Have a clear business model

That sounds basic, but it’s shocking how many businesses don’t fully understand what the business idea is, and how it responds to market needs and whether that makes sense and does responding to those needs make enormous logic. In other words, how does the business make money?

Strategy should deepen what works for the business model

If you do what works for the business model, it means that you’re going to be successful and more squarely meet the needs of the market and design an organisation that better fulfils those needs. It’s then very easy to design a strategy around the levers of value creation.

Understand your real competitive threats

A lot of businesses are preoccupied with the competition and market intelligence, but that validates the organisation as a follower and misses the real threats. If a business model becomes outdated or irrelevant, that’s the real threat.

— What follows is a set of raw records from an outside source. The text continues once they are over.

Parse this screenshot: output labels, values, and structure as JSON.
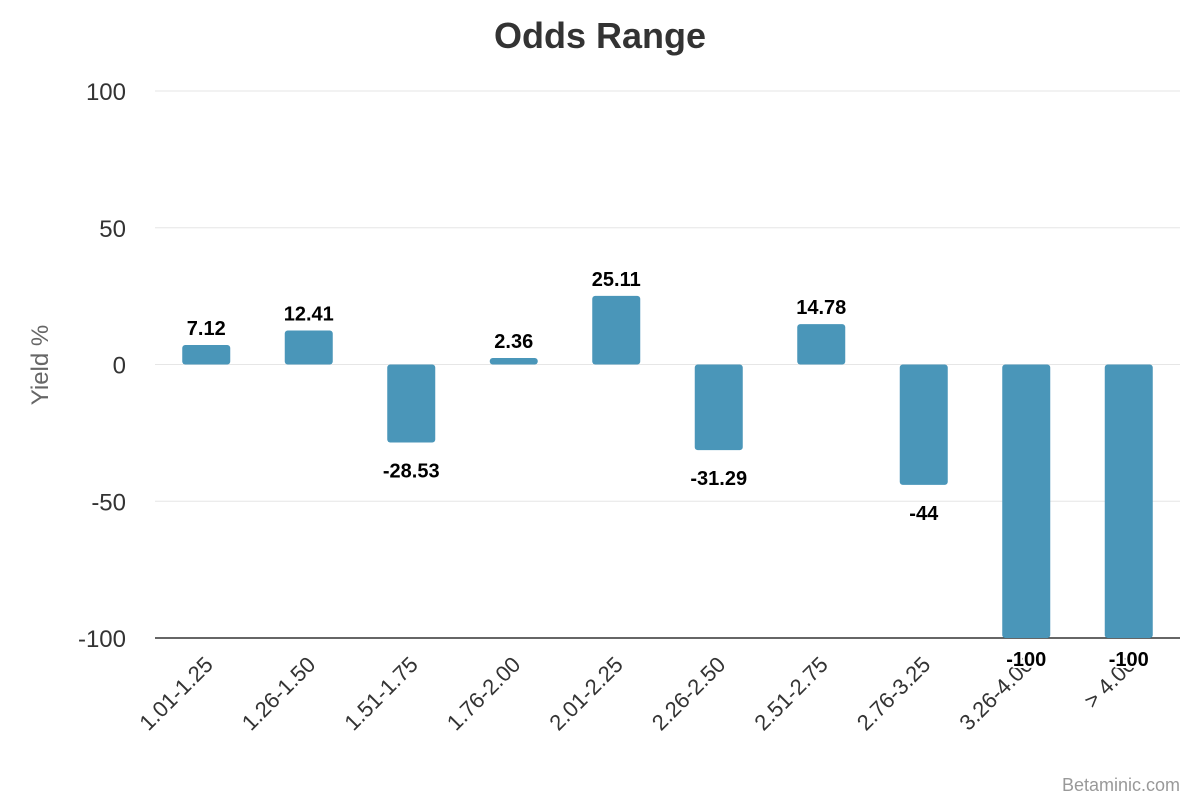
{
  "chart_data": {
    "type": "bar",
    "title": "Odds Range",
    "xlabel": "",
    "ylabel": "Yield %",
    "ylim": [
      -100,
      100
    ],
    "yticks": [
      100,
      50,
      0,
      -50,
      -100
    ],
    "grid": true,
    "categories": [
      "1.01-1.25",
      "1.26-1.50",
      "1.51-1.75",
      "1.76-2.00",
      "2.01-2.25",
      "2.26-2.50",
      "2.51-2.75",
      "2.76-3.25",
      "3.26-4.00",
      "> 4.00"
    ],
    "values": [
      7.12,
      12.41,
      -28.53,
      2.36,
      25.11,
      -31.29,
      14.78,
      -44,
      -100,
      -100
    ],
    "data_labels": [
      "7.12",
      "12.41",
      "-28.53",
      "2.36",
      "25.11",
      "-31.29",
      "14.78",
      "-44",
      "-100",
      "-100"
    ],
    "bar_color": "#4a96b9",
    "credit": "Betaminic.com"
  }
}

Senior Associate, PwC Zambia

I was a young man straight out of university and I picked up a good work ethic that has stayed with me, 20 years on. I was working on financial services, or banking, then second was mining and third was telecoms.

Energy Regulation Board

Here, I began to learn management skills and to me that was valuable. We learned how to interact at a very high level with ministers, politicians and public officials. There were times that we had to present to the President, to put across a view that was different from high-ranking officials… You have to quickly understand the key issues, apply your mind as a Chartered Accountant and interrogate the business to understand what’s going on. You can’t negotiate successfully without being in the position of knowing what you are talking about.

Deputy Finance Director at Barclays in Zambia

Within four months of joining, I was put on the group executive leadership programme for Barclays Africa and that meant that I was part of the pipeline of executive talent in line to become country CEO. It is an achievement I am very proud of, since I had just joined the bank.